• TRANSPARENCE_Profondeur

    Par Bianchi Elia, Panarese Remo, Tajana Marvin, 04/12/19

    "La profondeur naît de l’interaction du plateau horizontal et de la succession de plans verticaux [...].", CODEX - PLANES, ALICE


    Image Fri Dec 06 2019 18:42:37 GMT+0100 (Europe de l’Ouest)


    La profondeur est illustré dans notre structure par une superposition de plans de transparence phénoménale, mais également par une succession de portiques inversés de la structure qui peuvent être vu comme des plans verticaux.



  • TRANSPARENCE_Post-REVIEW

    Par Bianchi Elia, 04/12/19

    Lors de la REVIEW de la phase PLANES, plusieurs critiques ont été faites sur notre projet TRANSPARENCE.

    Premièrement, la création d’une structure échelle 1 : 1 qui ne comporte qu’un « fragment » de la structure n’est pas forcément un choix pertinent étant donné que notre maquette est à l’échelle 2 : 3 : il aurait peut-être mieux fallu mettre la maquette sur le terrain. Cette critique a été faite, car le phénomène de transparence phénoménale ne se voit pas vraiment sur la structure réelle vu qu’il y a qu’un seul plan, contrairement à la maquette où nous pouvons voir une succession de plans, et par conséquent observer l’effet de la transparence phénoménale. Cependant, pour placer la maquette sur le terrain du Rolex, il aurait fallu tenir compte de la pente du terrain, car la maquette a été réalisée en tenant compte d’un terrain plat.

    Ensuite, le jury nous a fait remarquer qu’il y a un problème de dimensionnement dans notre projet, car il faut que l’observateur se baisse pour observer à travers la structure. Il aurait probablement fallu agrandir les hauteurs lors du passage de la maquette à la structure réelle.
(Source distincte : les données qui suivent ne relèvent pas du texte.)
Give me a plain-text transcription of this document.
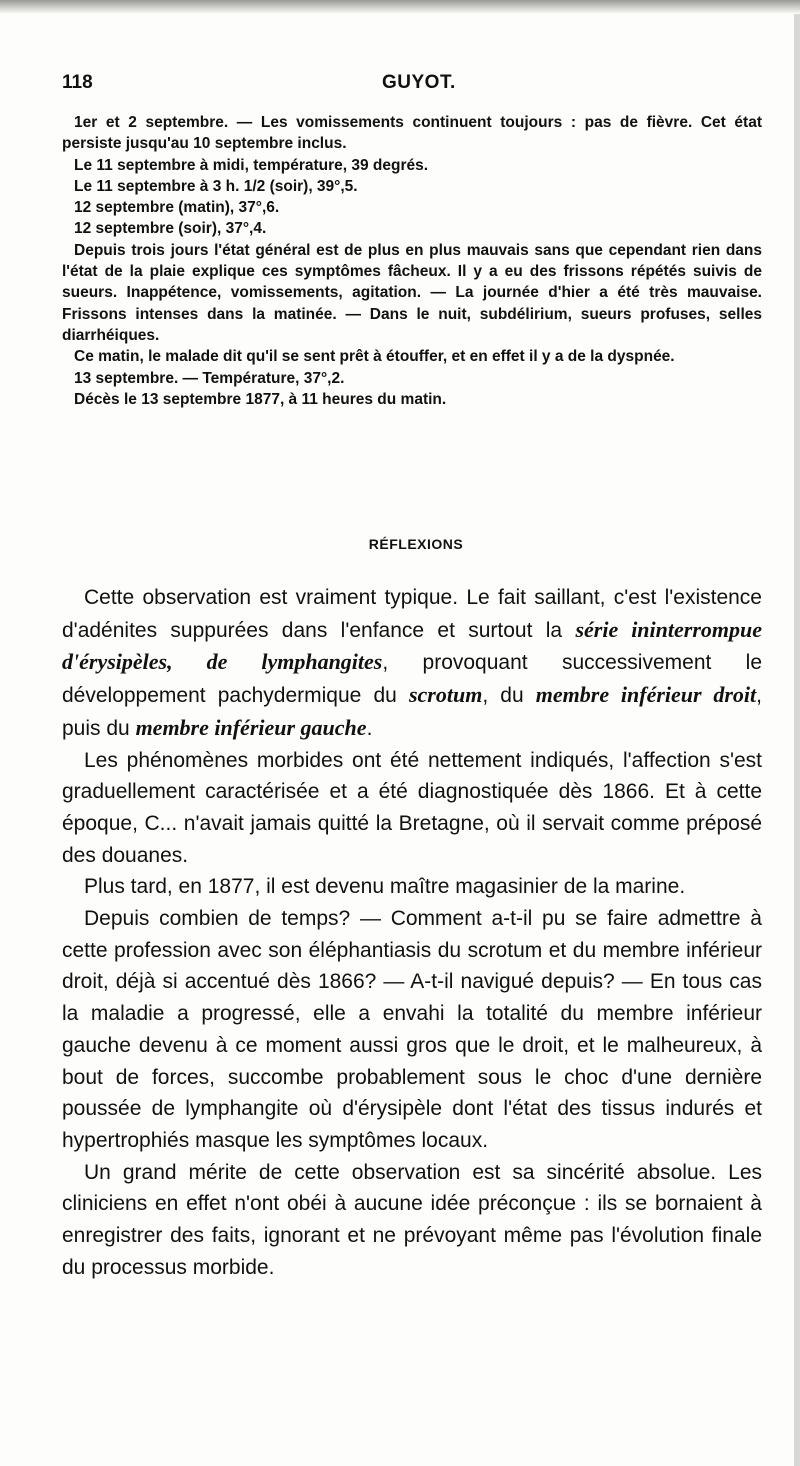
118	GUYOT.

1er et 2 septembre. — Les vomissements continuent toujours : pas de fièvre. Cet état persiste jusqu'au 10 septembre inclus.

Le 11 septembre à midi, température, 39 degrés.

Le 11 septembre à 3 h. 1/2 (soir), 39°,5.

12 septembre (matin), 37°,6.

12 septembre (soir), 37°,4.

Depuis trois jours l'état général est de plus en plus mauvais sans que cependant rien dans l'état de la plaie explique ces symptômes fâcheux. Il y a eu des frissons répétés suivis de sueurs. Inappétence, vomissements, agitation. — La journée d'hier a été très mauvaise. Frissons intenses dans la matinée. — Dans le nuit, subdélirium, sueurs profuses, selles diarrhéiques.

Ce matin, le malade dit qu'il se sent prêt à étouffer, et en effet il y a de la dyspnée.

13 septembre. — Température, 37°,2.

Décès le 13 septembre 1877, à 11 heures du matin.

RÉFLEXIONS

Cette observation est vraiment typique. Le fait saillant, c'est l'existence d'adénites suppurées dans l'enfance et surtout la série ininterrompue d'érysipèles, de lymphangites, provoquant successivement le développement pachydermique du scrotum, du membre inférieur droit, puis du membre inférieur gauche.

Les phénomènes morbides ont été nettement indiqués, l'affection s'est graduellement caractérisée et a été diagnostiquée dès 1866. Et à cette époque, C... n'avait jamais quitté la Bretagne, où il servait comme préposé des douanes.

Plus tard, en 1877, il est devenu maître magasinier de la marine.

Depuis combien de temps? — Comment a-t-il pu se faire admettre à cette profession avec son éléphantiasis du scrotum et du membre inférieur droit, déjà si accentué dès 1866? — A-t-il navigué depuis? — En tous cas la maladie a progressé, elle a envahi la totalité du membre inférieur gauche devenu à ce moment aussi gros que le droit, et le malheureux, à bout de forces, succombe probablement sous le choc d'une dernière poussée de lymphangite où d'érysipèle dont l'état des tissus indurés et hypertrophiés masque les symptômes locaux.

Un grand mérite de cette observation est sa sincérité absolue. Les cliniciens en effet n'ont obéi à aucune idée préconçue : ils se bornaient à enregistrer des faits, ignorant et ne prévoyant même pas l'évolution finale du processus morbide.
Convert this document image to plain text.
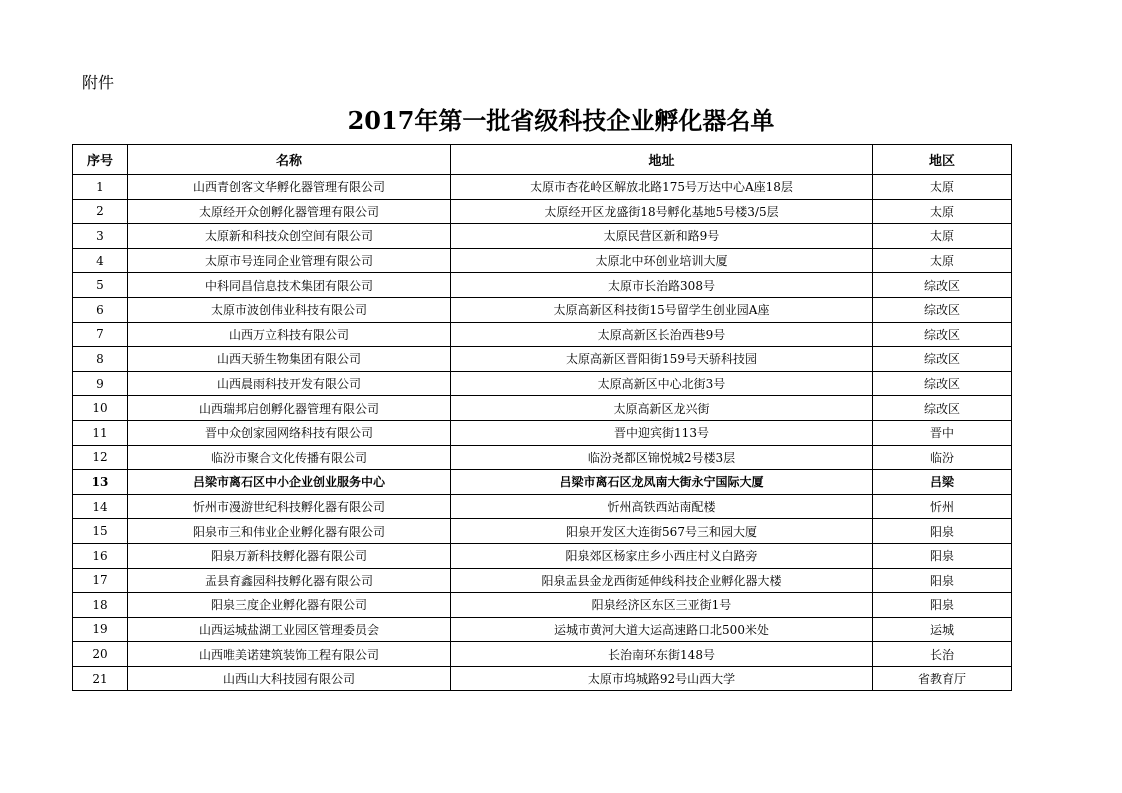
附件
2017年第一批省级科技企业孵化器名单
序号	名称	地址	地区
1	山西青创客文华孵化器管理有限公司	太原市杏花岭区解放北路175号万达中心A座18层	太原
2	太原经开众创孵化器管理有限公司	太原经开区龙盛街18号孵化基地5号楼3/5层	太原
3	太原新和科技众创空间有限公司	太原民营区新和路9号	太原
4	太原市号连同企业管理有限公司	太原北中环创业培训大厦	太原
5	中科同昌信息技术集团有限公司	太原市长治路308号	综改区
6	太原市波创伟业科技有限公司	太原高新区科技街15号留学生创业园A座	综改区
7	山西万立科技有限公司	太原高新区长治西巷9号	综改区
8	山西天骄生物集团有限公司	太原高新区晋阳街159号天骄科技园	综改区
9	山西晨雨科技开发有限公司	太原高新区中心北街3号	综改区
10	山西瑞邦启创孵化器管理有限公司	太原高新区龙兴街	综改区
11	晋中众创家园网络科技有限公司	晋中迎宾街113号	晋中
12	临汾市聚合文化传播有限公司	临汾尧都区锦悦城2号楼3层	临汾
13	吕梁市离石区中小企业创业服务中心	吕梁市离石区龙凤南大街永宁国际大厦	吕梁
14	忻州市漫游世纪科技孵化器有限公司	忻州高铁西站南配楼	忻州
15	阳泉市三和伟业企业孵化器有限公司	阳泉开发区大连街567号三和园大厦	阳泉
16	阳泉万新科技孵化器有限公司	阳泉郊区杨家庄乡小西庄村义白路旁	阳泉
17	盂县育鑫园科技孵化器有限公司	阳泉盂县金龙西街延伸线科技企业孵化器大楼	阳泉
18	阳泉三度企业孵化器有限公司	阳泉经济区东区三亚街1号	阳泉
19	山西运城盐湖工业园区管理委员会	运城市黄河大道大运高速路口北500米处	运城
20	山西唯美诺建筑装饰工程有限公司	长治南环东街148号	长治
21	山西山大科技园有限公司	太原市坞城路92号山西大学	省教育厅
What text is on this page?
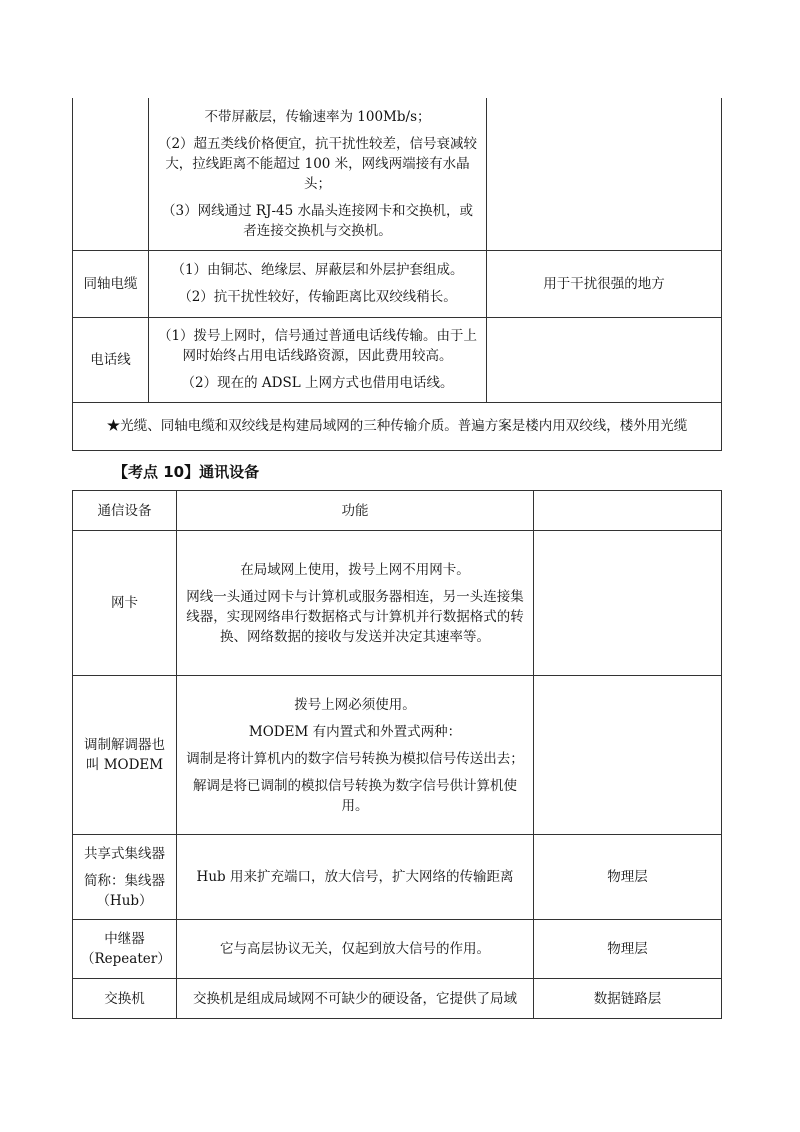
	不带屏蔽层，传输速率为 100Mb/s；

（2）超五类线价格便宜，抗干扰性较差，信号衰减较大，拉线距离不能超过 100 米，网线两端接有水晶头；

（3）网线通过 RJ-45 水晶头连接网卡和交换机，或者连接交换机与交换机。	

同轴电缆	（1）由铜芯、绝缘层、屏蔽层和外层护套组成。

（2）抗干扰性较好，传输距离比双绞线稍长。	用于干扰很强的地方
电话线	（1）拨号上网时，信号通过普通电话线传输。由于上网时始终占用电话线路资源，因此费用较高。

（2）现在的 ADSL 上网方式也借用电话线。	

★光缆、同轴电缆和双绞线是构建局域网的三种传输介质。普遍方案是楼内用双绞线，楼外用光缆		
【考点 10】通讯设备
通信设备	功能	

网卡	在局域网上使用，拨号上网不用网卡。

网线一头通过网卡与计算机或服务器相连，另一头连接集线器，实现网络串行数据格式与计算机并行数据格式的转换、网络数据的接收与发送并决定其速率等。	

调制解调器也叫 MODEM	拨号上网必须使用。

MODEM 有内置式和外置式两种：

调制是将计算机内的数字信号转换为模拟信号传送出去；

解调是将已调制的模拟信号转换为数字信号供计算机使用。	

共享式集线器

简称：集线器（Hub）	Hub 用来扩充端口，放大信号，扩大网络的传输距离	物理层

中继器（Repeater）	它与高层协议无关，仅起到放大信号的作用。	物理层

交换机	交换机是组成局域网不可缺少的硬设备，它提供了局域	数据链路层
    D’autre part, les arcs présents au sein de la structure ne sont en fait que « décoratif », car il ne participe pas au soutien structurel de notre construction. Il aurait mieux fallu qu’ils fassent partie de la structure : peut-être en faisant qu’ils se touchent, ou bien que la barre inférieure d’un arc soit aussi la barre supérieure de l’arc symétrique, de même pour l’inverse, comme exploré dans la projection de Monge du projet. Cette modification permet de lier ensemble les deux arcs, et ainsi que les transparences phénoménale et littérale se touchent (de lier les deux transparences), mais aussi de limiter le « vide » qui se révèle être de la transparence littérale entre les arcs.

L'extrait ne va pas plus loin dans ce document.